Some investors in the News Corp camp are concerned about the “toxicity” of the rightwing Fox News, and the practical matter of the two multibillion-dollar lawsuits it faces over allegations it promoted the spread of theories that the US election in 2020 was rigged.

Meanwhile, some Fox investors balk at tying the hugely profitable business to a primarily publishing operation, regardless of the leaps and bounds it has made striking commercially lucrative ad deals with Silicon Valley giants such as Google.

Analysts at MoffettNathanson put Fox on track for record profits of $3.3bn next year, while News Corp made $1.6bn in profits in the year to the end of June, a 31% increase.

To get a deal through will require a majority of non-Murdoch family shareholders.

“There will be some investors in the margin that will have a problem with Fox News in their portfolio,” says a second source. “And the Wall Street Journal [staff] loathes Fox News, they see it as toxic, silly and think it would harm their brand. But in the end it won’t be overly consequential because Fox News is so damn profitable.”

However, with the Murdochs’ family trust controlling 39% of the voting shares in News Corp and 42% in Fox Corporation there are pretty good odds they will get their way if the plan gets as far as being put to a shareholder vote.

“I think this has been in the works for two years,” said the former senior executive. “I give it a 75% chance it will happen, 25% that it will be blocked. It’s all about Lachlan. Rupert is in his 90s, this is his last deal, it’s succession planning.”

When the Rupert era ends the power behind the family trust will be equally split between his four eldest children – Lachlan, James, Elisabeth and Prudence – while his two youngest daughters, Grace and Chloe, are financial beneficiaries.

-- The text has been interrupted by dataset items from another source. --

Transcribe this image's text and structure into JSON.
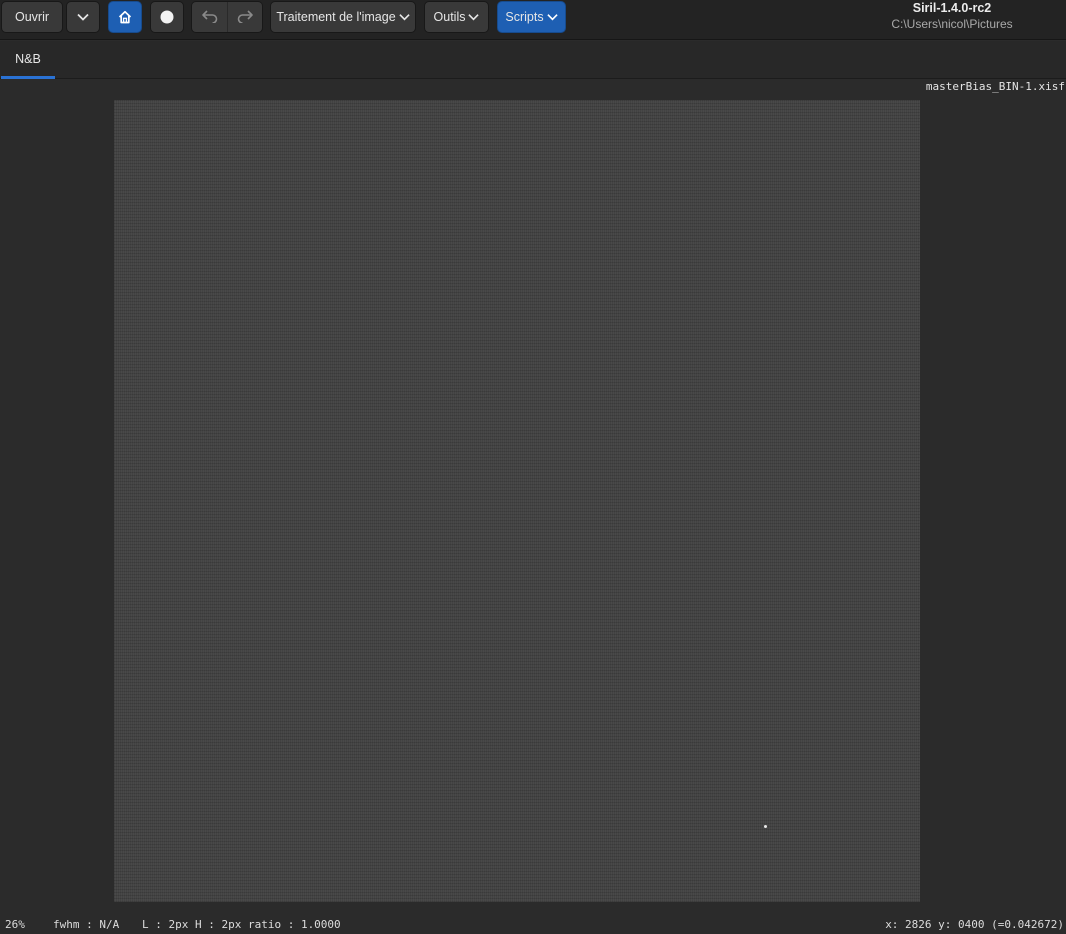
{
  "header": {
    "open_label": "Ouvrir",
    "image_processing_label": "Traitement de l'image",
    "tools_label": "Outils",
    "scripts_label": "Scripts",
    "app_title": "Siril-1.4.0-rc2",
    "working_dir": "C:\\Users\\nicol\\Pictures",
    "icons": {
      "open_menu": "chevron-down-icon",
      "home": "home-icon",
      "livestack": "record-dot-icon",
      "undo": "undo-icon",
      "redo": "redo-icon"
    },
    "accent_color": "#1e5fb3"
  },
  "tabs": [
    {
      "label": "N&B",
      "active": true
    }
  ],
  "viewer": {
    "filename": "masterBias_BIN-1.xisf"
  },
  "status": {
    "zoom": "26%",
    "fwhm": "fwhm : N/A",
    "binning": "L : 2px H : 2px ratio : 1.0000",
    "cursor": "x: 2826 y: 0400 (=0.042672)"
  }
}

Whether such a setup could see a situation emerge akin to HBO’s hit drama Succession, which features members of a powerful family vying for control of a sprawling media conglomerate that has drawn endless comparisons with the real-life Murdochs, remains to be seen.

But for now, for Rupert, merging the two businesses he was forced to split against his will almost a decade ago after the phone-hacking scandal is about securing a family legacy after seven decades of deal-making.

“At a certain level of money it is control that matters the most,” says Claire Enders, founder of Enders Analysis and a longtime Murdoch-watcher. “What this transition is about is future control and restoration of the original structure of News Corp and a long-term umbrella for the newspaper assets.”